An almost unknown historical fort near capital
Friday, January 23, 2009
by Faisal Kamal Pasha
Located almost at the centre of Potohar region occupying a pivotal position that overlooks the whole area, Pharwala Fort near the village of Bagh Jogian at a distance of some 17 kilometres from Islamabad Highway is a historical place of particular interest for the students of archaeology and lovers of nature.
Hathi Khan, a ruler of the Rajput Gakhar tribe, built the fort on the bank of Soan River in the sixteenth century. His descendents are called Hathial, living in some areas of Potohar.
Potohar always remained a strategically important region in the past for the invaders from central Asia and Afghanistan.
With the ultimate goal of capturing the throne of Delhi, the invaders had to first consolidate their position in this region. So the area always remained under attack by the rulers of states in central Asia.
In order to secure their position and defend themselves from the foreign onslaughts, locals in some areas built forts.
Pharwala Fort and the Fort of Rawat are the two prominent forts of the regions built to defend the area from foreign invaders.
It is said that the Gakhar chieftain Sultan Sarang who built the Fort of Rawat was the grandson of Hathi Khan who constructed Pharwala Fort.
Pharwala Fort is situated at a high place in the mountains of Potohar, from where one can keep an eye over the whole region. The fort was built on an area of about four square kilometres. There are two watercourses around the fort whereas one of its northwestern sides has an access to the difficult mountainous terrain. Blocked from two sides by the watercourses must have been strategically very important. Moreover the proximity of water was also good for the consumption of humans, agricultural use and for the use of animals.

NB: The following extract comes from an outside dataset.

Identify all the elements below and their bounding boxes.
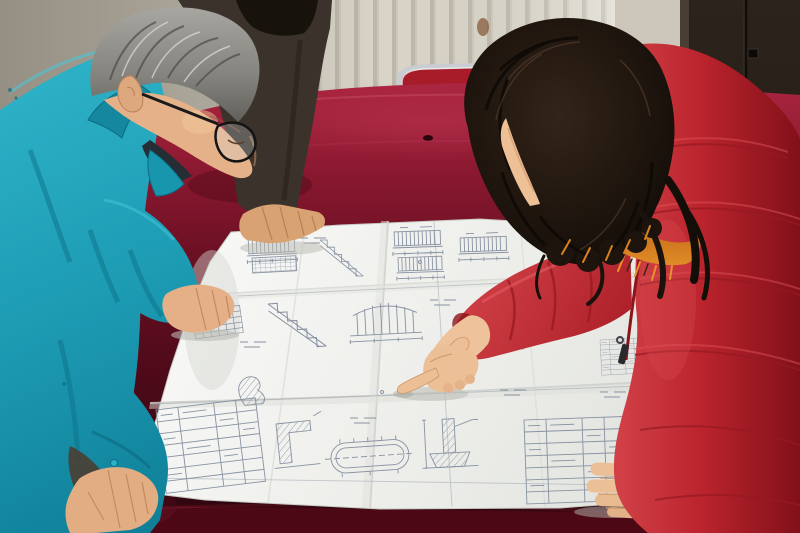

According to some people residing inside the fort, there were seven gates of the fort whereas now ruins of only three gates can be traced. An aged man residing inside the fort for many years told that the three gates are Lashkri Darwaza, Hathi Darwaza and Dadan Khan Darwaza. Hathi Khan Darwaza was the main entry gate of the fort. The Kyanis and Ghakhars inhabited the fort in sixteenth century and only a few of the families of these clans survive.
The fort was invaded by the Mughal emperor Zaheeruddin Babar around 1526 when he launched his military expedition to south Asia. The locals gave him a tough fight but he succeeded in subduing them. After being defeated at the hands of Babar these locals inflicted heavy losses on the Mughal army through guerrilla war. However they owed allegiance to the second emperor of Mughal dynasty Naseeruddin Humayun. It is also mentioned in history that they supported Humayun against Sher Shah Suri.
The fort has some very interesting features like the masjid of Mai Qamro and the tomb of a Mughal soldier. It is said that the masjid of Mai Qamro is one of the oldest mosques in South Asia. The mosque is in a dilapidated condition. The roof of this mosque has caved in and the brick walls are also in a bad state. There is a dense growth of wild grass and shrubs in the lawn of the mosque. This mosque has three domes and those too are in a dilapidated condition.
According to an archeologist, Zulfiqar Ali Kalhoro, the mosque has a three-dome architecture, similar to the mosque in Rawat Fort. That shows that these two forts and their mosques were built almost in the same period of time. The tomb of the Mughal soldier, is also an important thing to mention here. It is said that when Babar invaded this fort a soldier of his army might have laid down his life fighting against the army of the opponent and the tomb might have been built to honour the brave soldier.
There are many banyan trees inside the fort under which there are ruins of some very old graves with carving of the names buried there.
With an alluring and breath taking natural beauty mingled with its historical importance the place is still undiscovered by the so many people who may love to visit it for the sake of gaining knowledge.